Some of the small towns and villages still frown upon inter-caste or love marriages. On the other hand, the youngsters dwelling in big cities suffer from the agony of short-term love. Stuck between the conservative and modern way of society, the young generation is finding it hard to get ‘true love’. While the older generations tend to blame it on Western influence, a closer look reveals that rebels have always existed since time immemorial.

Where it is a sin to ‘fall in love’

Even though living in the 21st century, India harbors regions where inter-caste couples are killed in the name of ‘honour’.

In a land where gods and religious leaders preached love and peace, innocent youth are punished for falling in love. We live in a free country but cannot marry out of free will. For centuries, there have been couples who dared to defy the conservative society and paid a terrible price.

Till today, runaway couples have to seek protection from courts in order to save their lives. Inter-religion couples often face banishment from their families and villages for daring to go against the societal norms. But not everyone has the courage to go against the deep-rooted ethos of the Indian society.

A survey reveals that more than 50% of the young Indians still prefer to have an arranged marriage to prevent any irksome confrontation with the society.

Even worse, India still has areas where even choosing a life partner yourself can land you in trouble, irrespective of the religious or caste rules. The list could go on if we look at the fact that even child-marriages are practiced in some backward areas.

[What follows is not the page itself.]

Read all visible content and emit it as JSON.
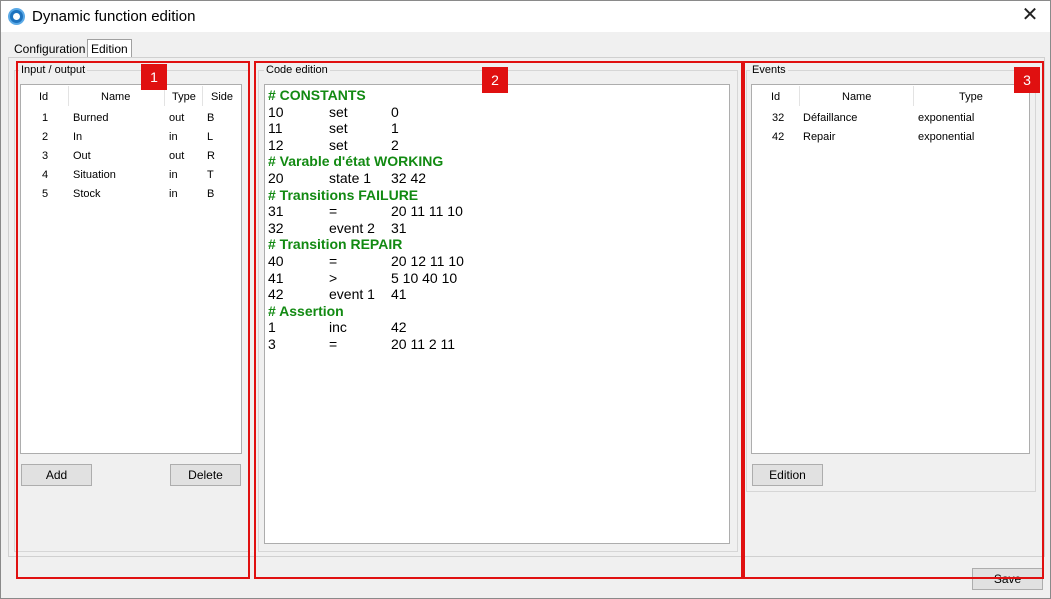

We say we live in a progressive society yet hear about numerous cases of ‘honour killing’ being encouraged by community/caste groups like Khaps.

Recently, the Supreme Court’s order to Khap panchayats to not intervene in a marriage between two consenting adults is a move in the right direction. But changing mindsets requires more than just laws.

In the era of short-term associations

While one part of India struggles to gain the agreement of the society, the other part of India fails to settle for a long-term commitment in their fast-paced life.

In a quest to find love, youngsters switch from one person to another yet suffer the pangs of discontentment.

The growing pressures of modern lifestyle leave them with little patience to form long term bonds. The young Indians in big cities and metros are more inclined to form shallow and meaningless bonds for short-term joy. The lack of time and relationships being weighed down by logic have made bonds more fragile than ever. On the other hand, the same youth later settle for the partner chosen by their parents ending up in hollow marriages. After all, superficial relationships do not lend them enough courage and patience to convince their conservative families.